Scully, who passed away in November, was an early supporter of Seaside and influenced many who contributed their design, planning and architecture talents. Several were his students at Yale.
The principles embodied in Seaside's master plan led to the formation of the Congress for New Urbanism. Andres Duany and Elizabeth Plater-Zyberk, the master planners of Seaside, were two of the six founders of the CNU, and they were students of Scully's at Yale University.
Given Scully's contribution to the inspiration of Seaside, which is recognized as the birth place of the New Urbanism movement, Seaside Town Founders Robert and Daryl Davis commissioned a portrait of Scully to be painted on the south wall of the western building along County Highway 30A in downtown Seaside.
The mural-sized painting was completed in February and dedicated during the Seaside Prize weekend festivities. Plater-Zyberk, dean emeritus of the University of Miami's School of Architecture, led the tribute.
"He inspired our interest in the culture of American building -- not just of public buildings and monuments -- but the culture of the American house and the American community -- the American vernacular," Plater-Zyberk said. "This combined respect for building history and public space empowered his students to address the everyday building of contemporary cities and suburbs. Thus Seaside's lineage: New Haven, Key West, Apalachicola -- dignified predecessors to emulate."
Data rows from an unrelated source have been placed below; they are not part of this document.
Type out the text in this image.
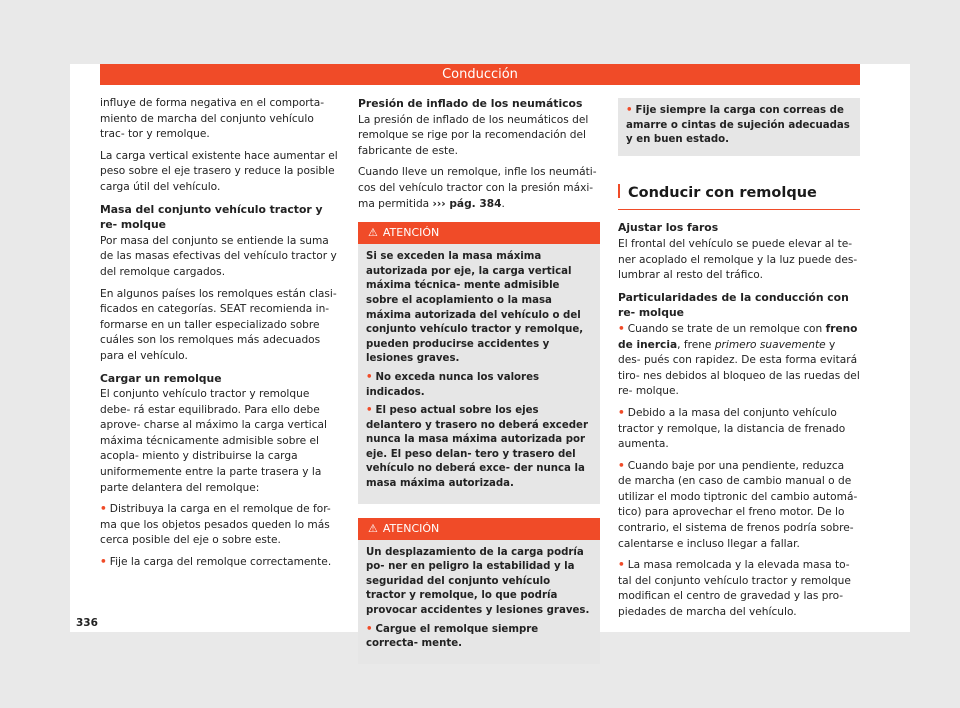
Conducción

influye de forma negativa en el comporta- miento de marcha del conjunto vehículo trac- tor y remolque.

La carga vertical existente hace aumentar el peso sobre el eje trasero y reduce la posible carga útil del vehículo.

Masa del conjunto vehículo tractor y re- molque

Por masa del conjunto se entiende la suma de las masas efectivas del vehículo tractor y del remolque cargados.

En algunos países los remolques están clasi- ficados en categorías. SEAT recomienda in- formarse en un taller especializado sobre cuáles son los remolques más adecuados para el vehículo.

Cargar un remolque

El conjunto vehículo tractor y remolque debe- rá estar equilibrado. Para ello debe aprove- charse al máximo la carga vertical máxima técnicamente admisible sobre el acopla- miento y distribuirse la carga uniformemente entre la parte trasera y la parte delantera del remolque:

• Distribuya la carga en el remolque de for- ma que los objetos pesados queden lo más cerca posible del eje o sobre este.

• Fije la carga del remolque correctamente.

Presión de inflado de los neumáticos

La presión de inflado de los neumáticos del remolque se rige por la recomendación del fabricante de este.

Cuando lleve un remolque, infle los neumáti- cos del vehículo tractor con la presión máxi- ma permitida ››› pág. 384.

⚠ ATENCIÓN

Si se exceden la masa máxima autorizada por eje, la carga vertical máxima técnica- mente admisible sobre el acoplamiento o la masa máxima autorizada del vehículo o del conjunto vehículo tractor y remolque, pueden producirse accidentes y lesiones graves.

• No exceda nunca los valores indicados.

• El peso actual sobre los ejes delantero y trasero no deberá exceder nunca la masa máxima autorizada por eje. El peso delan- tero y trasero del vehículo no deberá exce- der nunca la masa máxima autorizada.

⚠ ATENCIÓN

Un desplazamiento de la carga podría po- ner en peligro la estabilidad y la seguridad del conjunto vehículo tractor y remolque, lo que podría provocar accidentes y lesiones graves.

• Cargue el remolque siempre correcta- mente.

• Fije siempre la carga con correas de amarre o cintas de sujeción adecuadas y en buen estado.
Conducir con remolque
Ajustar los faros

El frontal del vehículo se puede elevar al te- ner acoplado el remolque y la luz puede des- lumbrar al resto del tráfico.

Particularidades de la conducción con re- molque

• Cuando se trate de un remolque con freno de inercia, frene primero suavemente y des- pués con rapidez. De esta forma evitará tiro- nes debidos al bloqueo de las ruedas del re- molque.

• Debido a la masa del conjunto vehículo tractor y remolque, la distancia de frenado aumenta.

• Cuando baje por una pendiente, reduzca de marcha (en caso de cambio manual o de utilizar el modo tiptronic del cambio automá- tico) para aprovechar el freno motor. De lo contrario, el sistema de frenos podría sobre- calentarse e incluso llegar a fallar.

• La masa remolcada y la elevada masa to- tal del conjunto vehículo tractor y remolque modifican el centro de gravedad y las pro- piedades de marcha del vehículo.

336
A major contributing architect at Seaside is Dhiru Thadani, who was involved in the commissioning.
Thadani met Scully in 1993 when Thadani was a visiting critic at the University of Miami. Scully attended a public lecture that Thadani gave on India.
"The organization of the talk and my delivery was not very good and I was extremely nervous," recalled Thadani. "After the lecture, Scully took me aside and complimented me on my knowledge of the subject. He even gave me tips on developing a storyline for future talks, and encouraged me to project my voice and engage with the audience."
Thadani met Scully several times over the years and in 2013 they met up in Coral Gables and where Scully generously agreed to write the forward for Thadani's new book, "Visions of Seaside."
"His thoroughness in research, his ability to convey historical ideas, his gentle spirit and willingness to share his knowledge have been influential to me," said Thadani.
Scully was one of Yale's most recognized scholars, where he taught architectural history for more than 50 years, and for almost 20 years at the University of Miami. He was known as the most dramatic, impassioned and erudite teacher at the university. He was revered for being able to explain the innate relationship between architecture, urbanism, and the environment. He inspired future architects thereby planting seeds that grew into the New Urbanism movement. Many of these included other prominent architects who built in Seaside.
The Scully mural will be in place indefinitely.